The survey also suggested that while some business decisions will inevitably hurt or annoy employees, if leaders communicate the thinking behind such decisions in a clear and honest manner, staff will understand why such decisions have been made and may well view the leader as more effective. But I disagree with this and my perspective is this: if you’ve made a decision and then have to try and communicate the thinking behind it in the right way to minimise its impact, then you’re not ‘involving’ your people in the decision.

By not doing this you perpetuate the ‘them and us’ position and the decision is perceived as ‘your’ decision, not ‘our’ decision which wouldn’t need defending. Kenexa’s research backs this up by suggesting that the top two key priorities for leadership development are the need to build trust and the need to engage in open, honest, two-way communication.

The truth is that this isn’t rocket science, but whilst many find it easy to grasp conceptually and understand the need to do things differently, many don’t know how or where to start.

To initiate the change, HR people need to sit down with the senior team and have an honest conversation about what you do and how you do it. This is Alcoholics Anonymous for business, so egos should be left at the door. Preaching greatness, whilst not actually differentiating, is one of the biggest issues to deal with. It is human nature to want to be seen as good or great at what you do but it takes a really strong self-aware individual or team to recognise your true position and value proposition.

Organisations need to take the same view and have company-wide conversations about what they really want to achieve. I call this the ‘sat-nav’ approach because only when you know where you are can you plot a course to where and what you want to be.

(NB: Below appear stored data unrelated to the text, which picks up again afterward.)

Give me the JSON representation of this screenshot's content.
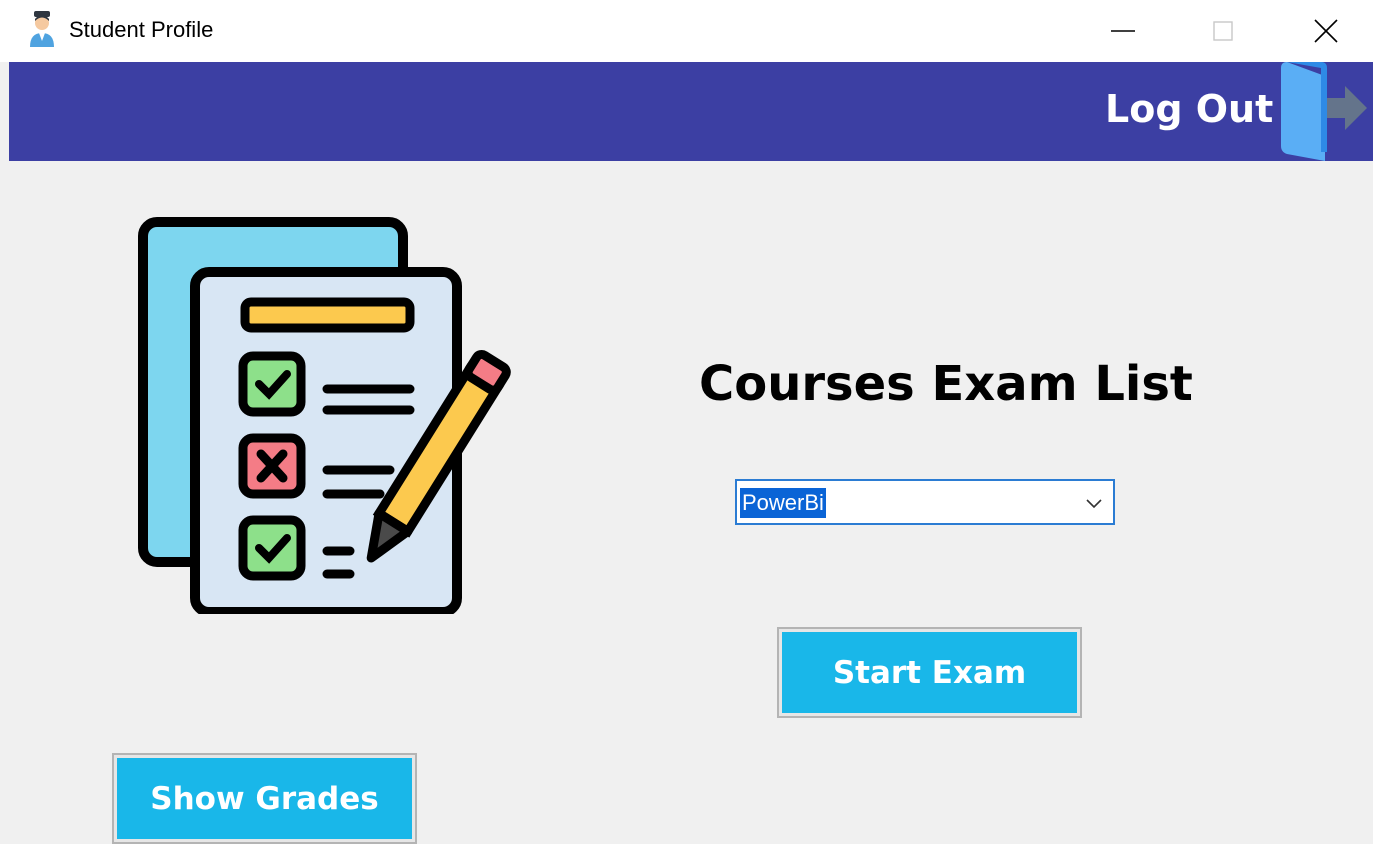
{
  "window": {
    "title": "Student Profile",
    "controls": {
      "minimize": "minimize",
      "maximize": "maximize",
      "close": "close"
    }
  },
  "header": {
    "logout_label": "Log Out",
    "logout_icon": "logout-door-icon",
    "background": "#3c3fa3"
  },
  "main": {
    "illustration": "exam-checklist-icon",
    "title": "Courses Exam List",
    "course_select": {
      "value": "PowerBi"
    },
    "start_button": "Start Exam",
    "grades_button": "Show Grades",
    "accent_color": "#19b7e9"
  }
}
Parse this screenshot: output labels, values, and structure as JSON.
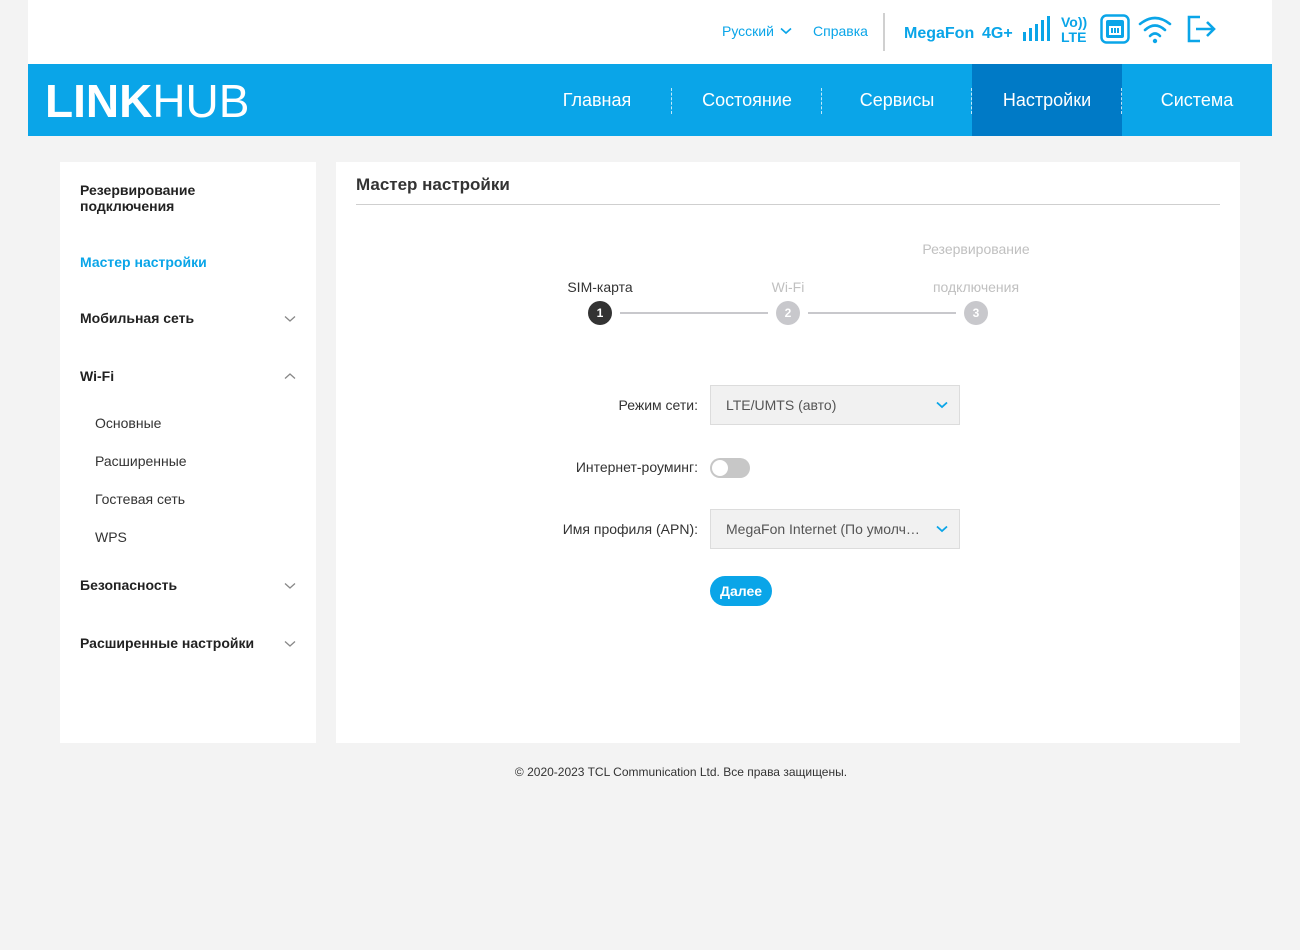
{
  "topbar": {
    "language": "Русский",
    "help": "Справка",
    "operator": "MegaFon",
    "network_type": "4G+",
    "volte_top": "Vo))",
    "volte_bottom": "LTE"
  },
  "header": {
    "logo_bold": "LINK",
    "logo_thin": "HUB",
    "nav": [
      {
        "label": "Главная"
      },
      {
        "label": "Состояние"
      },
      {
        "label": "Сервисы"
      },
      {
        "label": "Настройки",
        "active": true
      },
      {
        "label": "Система"
      }
    ]
  },
  "sidebar": {
    "items": [
      {
        "label": "Резервирование подключения"
      },
      {
        "label": "Мастер настройки",
        "active": true
      },
      {
        "label": "Мобильная сеть",
        "expanded": false
      },
      {
        "label": "Wi-Fi",
        "expanded": true
      },
      {
        "label": "Безопасность",
        "expanded": false
      },
      {
        "label": "Расширенные настройки",
        "expanded": false
      }
    ],
    "wifi_sub": [
      "Основные",
      "Расширенные",
      "Гостевая сеть",
      "WPS"
    ]
  },
  "main": {
    "title": "Мастер настройки",
    "steps": [
      {
        "label": "SIM-карта",
        "number": "1",
        "state": "active"
      },
      {
        "label": "Wi-Fi",
        "number": "2",
        "state": "inactive"
      },
      {
        "label_line1": "Резервирование",
        "label_line2": "подключения",
        "number": "3",
        "state": "inactive"
      }
    ],
    "form": {
      "network_mode_label": "Режим сети:",
      "network_mode_value": "LTE/UMTS (авто)",
      "roaming_label": "Интернет-роуминг:",
      "roaming_enabled": false,
      "apn_label": "Имя профиля (APN):",
      "apn_value": "MegaFon Internet (По умолчанию)",
      "next_button": "Далее"
    }
  },
  "footer": {
    "copyright": "© 2020-2023 TCL Communication Ltd. Все права защищены."
  },
  "colors": {
    "accent": "#0aa5e8",
    "nav_active": "#007ac6",
    "step_active": "#333333",
    "step_inactive": "#c8c8cc",
    "toggle_off": "#c7c7c7"
  }
}
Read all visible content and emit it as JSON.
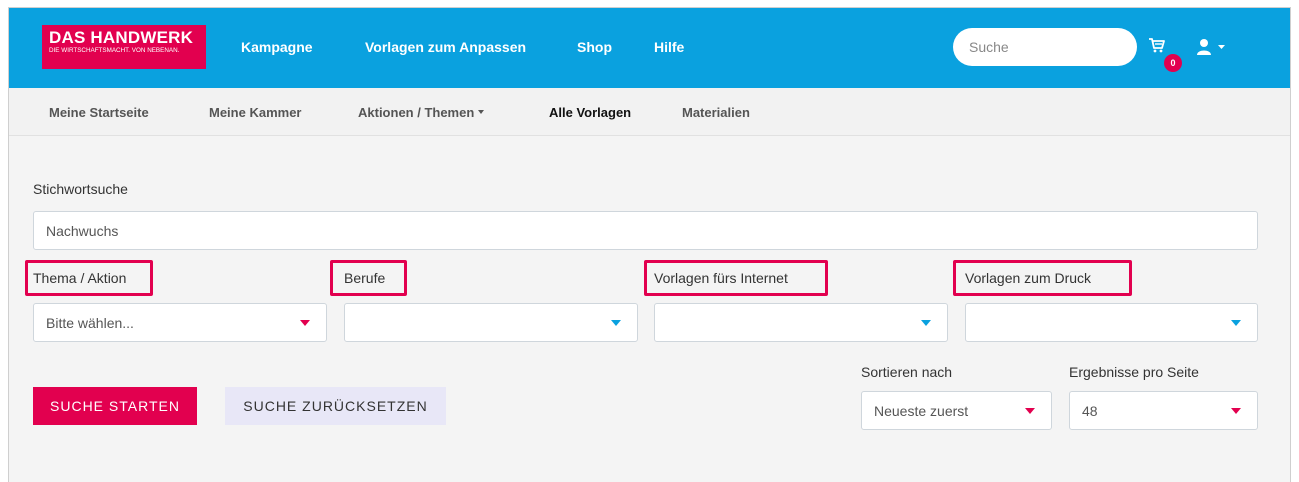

Whatever industry or sector you’re in, where you want to be should hopefully be something bold – like creating a company with an entrepreneurial and innovative culture filled with amazingly talented and engaged people, followed by unwaveringly loyal customers.

But the reality is that most organisations don’t think this big. To really differentiate in the globalised, thousand miles-an-hour world we live and operate in you have to think and do differently. More successful companies embrace the philosophy that ‘innovation is a by-product of being exceptional’. In essence, you can’t celebrate averageness.

Unless you strive to be outrageously good at what you do, the chances of being truly different, innovative and world-class are remote. There’s also little chance of pitching higher up the league tables in the next Kenexa survey!

The bottom line is, differentiation and innovation is all about people and leadership – and in the new knowledge and experience economy we’re now in, that’s great news. Creating the right culture and engaging people to want to be exceptional is what the world’s leading, most innovative companies do best. They are talent-rich, entrepreneurial communities, collectively passionate about what they do and how they do it. So, whatever sector or market you are in, whatever product you sell or service you offer, you need to think of yourself as being in the ‘people business’.

Let me clarify that further. Most companies have a fair understanding of their customers and aspire to be ‘customer centric’. The really world-class ones have an even deeper understanding of their people. Being ‘people-centric’ is just as – maybe even more – important as being ‘customer centric’. Don’t think of your employees as ‘human capital’. They’re ‘people’, not resources, and they are your most valuable asset.

Real change has to start at the top, so if your organisation is now thinking in terms of being in the people business, appreciate their value to the company but most importantly their, as yet, untapped potential. Study some of the contemporary, genuine leaders in the world and you’ll see they have similar traits. They’re absolutely on fire, they’re dynamic and they’re inspiring. They’re passionate about the company, its people and its brand, and they demonstrate that they ‘live it and breath it’ every day.

So your managers need to become trustees of your people and create an holistic, company-wide culture of innovation, where shared purpose and the quest to become exceptional is just part of what you do. Then maybe we’ll see the UK back at the top of the leadership board where it belongs!